Stewart and Littau also note in the intrusion context that courts tend to look closely at whether the invasion in question would be “highly offensive to a reasonable person.” And, quoting the First Amendment scholar Rodney Smolla, the authors say that successful claims typically involve “unusually brazen insensitivity into a scene of grief, violence, or injury in which society is outraged by the distress caused to the victim or the victim’s family.”
You can imagine a livestream video that meets that threshold. But Stewart and Littau predict it will be increasingly difficult to establish offensiveness in an era of expanded surveillance and seemingly ubiquitous digital-information collection.
They make a similar point regarding the claim of public disclosure of private facts, which is just what it sounds like: a legal theory that allows you to recover damages if someone discloses information about you that lacks news value and whose disclosure would be offensive to a reasonable person. What kind of disclosures are truly offensive in a world of social sharing?
That’s the reason for thinking most livestream users face little risk from current privacy law. But, Stewart and Littau suggest, the very difficulty of winning an intrusion or private-facts claim arising from mobile streaming video may also prompt courts and legislators to rethink the law as the services come into wider use. They point to drones as an example.
Wiretap law and other issues
Of course, privacy is not the only area of law that may apply to mobile streaming video technologies. Stewart and Littau nod to some of the others, and I’ll do the same: You can’t trespass to capture a newsworthy event for Facebook Live, you can’t violate copyright law to stream Game of Thrones on Periscope, and you can’t jump the White House fence to make a point on Meerkat. Laws of general applicability do apply to livestreaming.
Moreover, wiretap law is a notable potential source of liability for mobile streaming video, if the place of streaming is not public. For example, it’s unlawful to intercept and/or record in-person communications that enjoy a reasonable expectation of privacy (e.g., a man is receiving medical treatment in an ambulance with the doors closed, and you’re using a sound-amplifier to pick up his conversation with the EMT and stream it). The liability here would arise from the recording rather than the streaming, though the streaming could create private-facts liability.
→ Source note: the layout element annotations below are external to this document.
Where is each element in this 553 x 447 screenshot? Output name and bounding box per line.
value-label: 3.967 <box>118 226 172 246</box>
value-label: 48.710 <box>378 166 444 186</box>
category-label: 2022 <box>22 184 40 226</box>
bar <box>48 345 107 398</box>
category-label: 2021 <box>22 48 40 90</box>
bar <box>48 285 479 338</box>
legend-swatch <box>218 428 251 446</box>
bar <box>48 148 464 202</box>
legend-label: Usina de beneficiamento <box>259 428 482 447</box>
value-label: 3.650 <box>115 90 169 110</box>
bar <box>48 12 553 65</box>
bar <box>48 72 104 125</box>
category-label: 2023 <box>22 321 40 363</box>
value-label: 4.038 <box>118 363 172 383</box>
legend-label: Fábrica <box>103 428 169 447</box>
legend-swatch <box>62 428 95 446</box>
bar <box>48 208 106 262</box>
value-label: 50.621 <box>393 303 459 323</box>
But the main point here is that mobile streaming video technologies, although governed by the same laws as much of the rest of our media, have the potential “to be privacy law and policy catalysts,” as Stewart and Littau conclude. It won’t be long before legislators, judges, technologists, and the rest of us must confront more directly the legal and social implications of livestreaming—and the corresponding balance of the right to livestream and the right to be let alone.